As a confederate, he found himself reluctantly drafted into duty whenever my adolescent mind concocted another scheme. Being as fond of musicals as I was and having the ability to notate music, it was Neil who provided the actual music to the Chickies Galore! theme, while we collaborated on the words.

We then commissioned his younger brother Arthur to create the eye-catching cover on display above. Even these many years later, I find myself admiring its daring and innovative use of white space.

According to the notes provided, this was actually recorded by a trio that included Neil on piano, my friend Dayle on clarinet, and myself on kazoo and vocals. I think it would be something of a miracle if The Screwlooseum Project ever unearthed that fugitive bit of tape.

Having completed this task, we were halfway home.

Before continuing, however, I should probably try and explain just where Chickies Galore! sat in the context of my cinematic oeuvre, if you are to understand its somewhat privileged position in my memory.

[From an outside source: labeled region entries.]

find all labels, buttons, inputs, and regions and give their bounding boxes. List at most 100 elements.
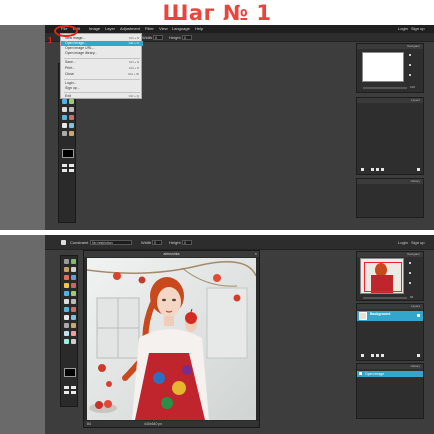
height-label: Height [169, 35, 181, 40]
width-field[interactable]: 0 [152, 240, 162, 245]
shape-tool-icon[interactable] [69, 123, 74, 128]
navigator-title: Navigator [407, 44, 420, 48]
burn-tool-icon[interactable] [62, 115, 67, 120]
document-dimensions: 440x640 px [144, 422, 163, 426]
sponge-tool-icon[interactable] [71, 299, 76, 304]
menu-adjustment[interactable]: Adjustment [120, 25, 140, 33]
text-tool-icon[interactable] [64, 315, 69, 320]
red-eye-tool-icon[interactable] [69, 115, 74, 120]
view-grid-icon[interactable] [64, 386, 76, 394]
stamp-tool-icon[interactable] [64, 283, 69, 288]
history-item-label: Open image [365, 372, 385, 376]
document-canvas[interactable] [87, 258, 256, 420]
document-title: alenushka [163, 252, 180, 256]
annotation-number: 1 [48, 36, 53, 45]
layer-button-icon[interactable] [376, 354, 379, 357]
layer-thumbnail [359, 312, 367, 320]
menu-item-close[interactable]: Close Ctrl + W [61, 72, 143, 77]
menu-item-save[interactable]: Save... Ctrl + S [61, 60, 143, 65]
smudge-tool-icon[interactable] [64, 331, 69, 336]
crop-tool-icon[interactable] [61, 240, 66, 245]
view-grid-icon[interactable] [62, 164, 74, 172]
login-link[interactable]: Login [398, 25, 408, 33]
menu-bar: File Edit Image Layer Adjustment Filter … [45, 25, 434, 33]
height-field[interactable]: 0 [182, 240, 192, 245]
gradient-tool-icon[interactable] [62, 107, 67, 112]
menu-filter[interactable]: Filter [145, 25, 154, 33]
zoom-slider[interactable] [363, 297, 407, 299]
constrain-select[interactable]: No restriction [90, 240, 132, 245]
menu-separator [64, 79, 140, 80]
menu-item-open-image-library[interactable]: Open image library... [61, 51, 143, 56]
menu-item-signup[interactable]: Sign up... [61, 86, 143, 91]
text-tool-icon[interactable] [62, 123, 67, 128]
navigator-title: Navigator [407, 252, 420, 256]
menu-item-exit[interactable]: Exit Ctrl + Q [61, 94, 143, 99]
marquee-tool-icon[interactable] [71, 259, 76, 264]
layer-button-icon[interactable] [381, 354, 384, 357]
signup-link[interactable]: Sign up [411, 235, 425, 250]
pencil-tool-icon[interactable] [64, 275, 69, 280]
lasso-tool-icon[interactable] [64, 267, 69, 272]
layers-title: Layers [410, 304, 420, 308]
layer-row-background[interactable]: Background [357, 311, 423, 321]
zoom-slider[interactable] [363, 87, 407, 89]
color-swatch-icon[interactable] [62, 149, 74, 158]
menu-language[interactable]: Language [172, 25, 190, 33]
left-gray-strip [0, 25, 45, 230]
menu-view[interactable]: View [159, 25, 168, 33]
layer-button-icon[interactable] [371, 168, 374, 171]
bucket-tool-icon[interactable] [71, 291, 76, 296]
width-field[interactable]: 0 [153, 35, 163, 40]
options-bar: Constraint No restriction Width 0 Height… [45, 235, 434, 250]
menu-item-print[interactable]: Print... Ctrl + P [61, 66, 143, 71]
picker-tool-icon[interactable] [71, 339, 76, 344]
red-eye-tool-icon[interactable] [71, 307, 76, 312]
heal-tool-icon[interactable] [71, 331, 76, 336]
constrain-label: Constraint [70, 240, 89, 245]
burn-tool-icon[interactable] [64, 307, 69, 312]
left-gray-strip [0, 235, 45, 434]
layer-button-icon[interactable] [371, 354, 374, 357]
eraser-tool-icon[interactable] [71, 283, 76, 288]
layer-button-icon[interactable] [381, 168, 384, 171]
trash-icon[interactable] [417, 168, 420, 171]
menu-layer[interactable]: Layer [105, 25, 115, 33]
close-icon[interactable]: × [255, 251, 257, 257]
hand-tool-icon[interactable] [62, 131, 67, 136]
menu-separator [64, 92, 140, 93]
gradient-tool-icon[interactable] [64, 299, 69, 304]
navigator-panel: Navigator 100 [356, 43, 424, 93]
width-label: Width [141, 240, 152, 245]
document-window: alenushka × 84 440x640 px [83, 250, 260, 428]
drop-tool-icon[interactable] [64, 291, 69, 296]
history-panel: History Open image [356, 363, 424, 419]
brush-tool-icon[interactable] [71, 275, 76, 280]
navigator-preview [360, 258, 404, 294]
move-tool-icon[interactable] [64, 259, 69, 264]
step-title: Шаг № 1 [162, 1, 272, 25]
layers-title: Layers [410, 98, 420, 102]
menu-help[interactable]: Help [195, 25, 203, 33]
bucket-tool-icon[interactable] [69, 99, 74, 104]
login-link[interactable]: Login [398, 235, 408, 250]
hand-tool-icon[interactable] [64, 323, 69, 328]
menu-image[interactable]: Image [89, 25, 100, 33]
history-step-icon [359, 372, 362, 375]
color-swatch-icon[interactable] [64, 368, 76, 377]
height-field[interactable]: 0 [182, 35, 192, 40]
layer-button-icon[interactable] [376, 168, 379, 171]
sponge-tool-icon[interactable] [69, 107, 74, 112]
signup-link[interactable]: Sign up [411, 25, 425, 33]
layer-button-icon[interactable] [361, 354, 364, 357]
document-titlebar[interactable]: alenushka × [84, 251, 259, 257]
zoom-tool-icon[interactable] [71, 323, 76, 328]
drop-tool-icon[interactable] [62, 99, 67, 104]
trash-icon[interactable] [417, 354, 420, 357]
wand-tool-icon[interactable] [71, 267, 76, 272]
replace-color-icon[interactable] [64, 339, 69, 344]
zoom-tool-icon[interactable] [69, 131, 74, 136]
shape-tool-icon[interactable] [71, 315, 76, 320]
layer-button-icon[interactable] [361, 168, 364, 171]
history-item[interactable]: Open image [357, 371, 423, 377]
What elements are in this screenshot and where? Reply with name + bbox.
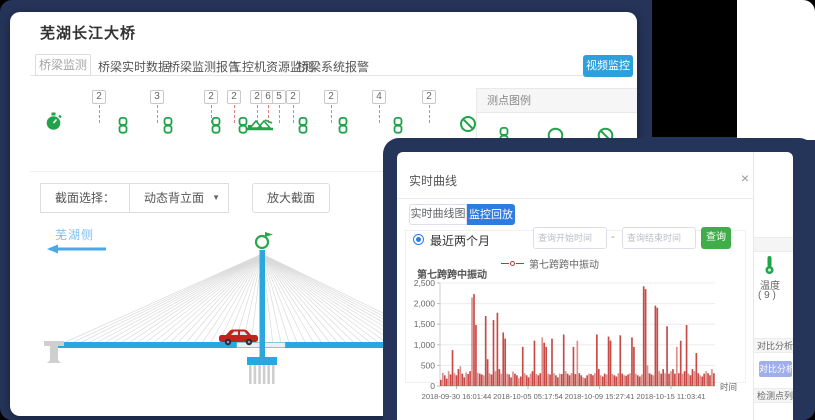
svg-text:2018-10-05 05:17:54: 2018-10-05 05:17:54 — [493, 392, 563, 401]
svg-text:1,500: 1,500 — [414, 319, 436, 329]
sidebar-divider — [753, 152, 754, 420]
recent-two-months-radio[interactable] — [413, 234, 424, 245]
bridge-deck — [56, 342, 389, 348]
leader-line — [157, 105, 158, 123]
video-monitor-button[interactable]: 视频监控 — [583, 55, 633, 77]
legend-series-label: 第七跨跨中振动 — [529, 256, 599, 271]
sensor-count-badge: 4 — [372, 90, 386, 104]
detect-point-list-header: 检测点列表 — [754, 388, 793, 403]
query-start-time-input[interactable] — [533, 227, 607, 249]
leader-line — [293, 105, 294, 123]
left-pier — [44, 341, 64, 363]
sensor-count-badge: 2 — [227, 90, 241, 104]
measure-point-legend-panel: 测点图例 — [476, 88, 637, 140]
screen: 芜湖长江大桥 桥梁监测 桥梁实时数据 桥梁监测报告 工控机资源监测 桥梁系统报警… — [0, 0, 815, 420]
svg-text:500: 500 — [421, 360, 435, 370]
tab-bridge-realtime-data[interactable]: 桥梁实时数据 — [98, 58, 170, 75]
page-title: 芜湖长江大桥 — [40, 22, 136, 43]
temperature-count: ( 9 ) — [758, 290, 776, 301]
bridge-sensor-icon[interactable] — [246, 116, 274, 133]
bridge-elevation-diagram — [35, 230, 389, 404]
svg-text:1,000: 1,000 — [414, 340, 436, 350]
ban-icon[interactable] — [459, 115, 477, 133]
realtime-curve-modal: 实时曲线 × 实时曲线图 监控回放 最近两个月 - 查询 第七跨跨中振动 第七跨… — [397, 152, 793, 420]
sensor-count-badge: 2 — [204, 90, 218, 104]
section-select-dropdown[interactable]: 动态背立面 ▼ — [129, 183, 229, 213]
zoom-section-button[interactable]: 放大截面 — [252, 183, 330, 213]
chain-sensor-icon[interactable] — [296, 117, 310, 134]
svg-text:2,500: 2,500 — [414, 278, 436, 288]
leader-line — [234, 105, 235, 123]
leader-line — [429, 105, 430, 123]
pylon-flag-icon — [265, 232, 273, 237]
chain-sensor-icon[interactable] — [116, 117, 130, 134]
desktop-black-area — [652, 0, 737, 137]
query-end-time-input[interactable] — [622, 227, 696, 249]
compare-analysis-header: 对比分析 — [754, 338, 793, 353]
sensor-count-badge: 2 — [324, 90, 338, 104]
stopwatch-icon[interactable] — [44, 112, 64, 132]
chain-sensor-icon[interactable] — [336, 117, 350, 134]
pylon-top-sensor-icon[interactable] — [256, 236, 268, 248]
thermometer-icon[interactable] — [763, 255, 776, 275]
vibration-bar-chart[interactable]: 0 500 1,000 1,500 2,000 2,500 2018-09-30 16:01… — [411, 276, 747, 414]
sensor-count-badge: 2 — [286, 90, 300, 104]
tab-realtime-curve-chart[interactable]: 实时曲线图 — [409, 204, 467, 225]
sensor-count-badge: 2 — [422, 90, 436, 104]
svg-text:2018-09-30 16:01:44: 2018-09-30 16:01:44 — [422, 392, 492, 401]
sidebar-section-header — [754, 237, 793, 252]
modal-header-divider — [397, 198, 753, 199]
svg-text:2,000: 2,000 — [414, 299, 436, 309]
leader-line — [99, 105, 100, 123]
close-icon[interactable]: × — [737, 170, 753, 186]
svg-text:0: 0 — [430, 381, 435, 391]
svg-text:2018-10-15 11:03:41: 2018-10-15 11:03:41 — [636, 392, 705, 401]
tabs-underline — [30, 75, 607, 76]
leader-line — [331, 105, 332, 123]
sensor-count-badge: 3 — [150, 90, 164, 104]
query-button[interactable]: 查询 — [701, 227, 731, 249]
compare-analysis-button[interactable]: 对比分析 — [759, 361, 792, 377]
section-select-value: 动态背立面 — [144, 191, 204, 205]
section-select-label: 截面选择： — [40, 183, 130, 213]
tab-bridge-monitor[interactable]: 桥梁监测 — [35, 54, 91, 76]
svg-text:时间: 时间 — [720, 382, 737, 392]
foundation-piles — [249, 365, 275, 384]
sensor-count-badge: 5 — [272, 90, 286, 104]
sensor-count-badge: 2 — [92, 90, 106, 104]
tab-monitor-playback[interactable]: 监控回放 — [467, 204, 515, 225]
background-window-area — [737, 0, 815, 140]
svg-text:2018-10-09 15:27:41: 2018-10-09 15:27:41 — [565, 392, 635, 401]
bridge-pylon — [260, 250, 266, 362]
leader-line — [379, 105, 380, 123]
chart-legend[interactable]: 第七跨跨中振动 — [501, 256, 599, 271]
modal-title: 实时曲线 — [409, 172, 457, 189]
recent-two-months-label: 最近两个月 — [430, 232, 490, 249]
tab-bridge-system-alarm[interactable]: 桥梁系统报警 — [297, 58, 369, 75]
foundation-cap — [247, 357, 277, 365]
bridge-cables — [60, 254, 389, 345]
chain-sensor-icon[interactable] — [209, 117, 223, 134]
legend-panel-title: 测点图例 — [477, 89, 637, 113]
legend-marker-icon — [510, 261, 515, 266]
date-range-separator: - — [611, 231, 615, 243]
leader-line — [279, 105, 280, 123]
chain-sensor-icon[interactable] — [161, 117, 175, 134]
chain-sensor-icon[interactable] — [391, 117, 405, 134]
chevron-down-icon: ▼ — [212, 184, 220, 212]
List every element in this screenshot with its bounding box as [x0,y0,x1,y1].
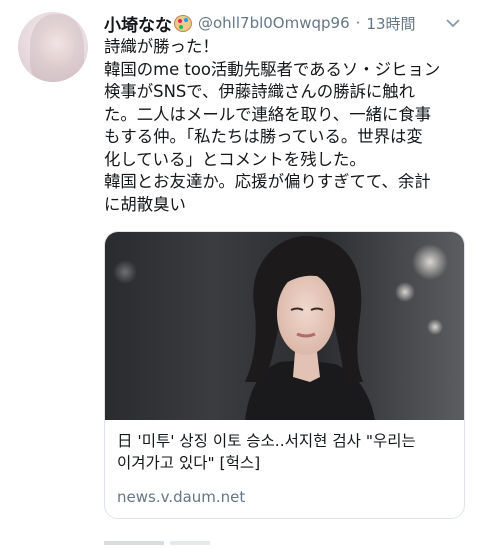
avatar-face [40,24,74,68]
link-preview-image [105,232,464,420]
tweet-text-line: もする仲。「私たちは勝っている。世界は変 [104,127,423,146]
tweet-text-line: た。二人はメールで連絡を取り、一緒に食事 [104,104,432,124]
time-separator: · [355,14,361,32]
tweet-text-line: 検事がSNSで、伊藤詩織さんの勝訴に触れ [104,82,416,101]
link-title-line: 日 '미투' 상징 이토 승소..서지현 검사 "우리는 [117,432,416,450]
tweet-text-line: 韓国とお友達か。応援が偏りすぎてて、余計 [104,172,431,191]
palette-icon [174,14,192,32]
link-preview-title[interactable]: 日 '미투' 상징 이토 승소..서지현 검사 "우리는 이겨가고 있다" [헉… [117,430,455,474]
tweet-text: 詩織が勝った！ 韓国のme too活動先駆者であるソ・ジヒョン 検事がSNSで、… [104,36,472,216]
profile-avatar[interactable] [18,12,88,82]
tweet-text-line: 化している」とコメントを残した。 [104,149,366,169]
tweet-header: 小埼なな @ohll7bl0Omwqp96 · 13時間 [104,11,466,36]
tweet-text-line: 韓国のme too活動先駆者であるソ・ジヒョン [104,59,441,79]
next-tweet-edge [0,530,480,545]
tweet-timestamp[interactable]: 13時間 [366,13,415,34]
user-handle[interactable]: @ohll7bl0Omwqp96 [198,14,350,32]
link-preview-card[interactable]: 日 '미투' 상징 이토 승소..서지현 검사 "우리는 이겨가고 있다" [헉… [104,231,465,519]
link-preview-domain: news.v.daum.net [117,488,246,506]
chevron-down-icon[interactable] [446,14,460,32]
display-name[interactable]: 小埼なな [104,11,172,36]
link-title-line: 이겨가고 있다" [헉스] [117,454,261,472]
tweet-text-line: 詩織が勝った！ [104,37,219,56]
tweet-text-line: に胡散臭い [104,194,186,214]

Up to this point, I had only used the 8mm camera I’d appropriated from my family’s vacation equipment for the occasional one-reel comedy. Every family owned one of these at the time, a cold and heavy block of metal (ours came from Sears Roebuck) with three lenses whose job it was to capture that immortal moment when a family member took his turn rotating in front of it on an amusement park ride.

When I realized there was nothing to stop me from buying a roll of film and filming whatever I wanted, a new avenue of artistic expression opened up for me.

The details of these early silent films are best left for another time; suffice it to say that they involved much location shooting, which often resulted in strange stares from onlookers and occasional conferences with law enforcement.

Having taken the 5-minute medium as far as I could go, I envisioned Chickies Galore! as an ambitious attempt at something feature-length, say, 10 or possibly 15 minutes. During its delicate gestation period, it grew in my mind from an homage to the American Theater into a vast and phantasmagorical panorama featuring a cast of thousands, my Cleopatra or Ten Commandments.

All I needed was three rolls of film and, of course, the thousands.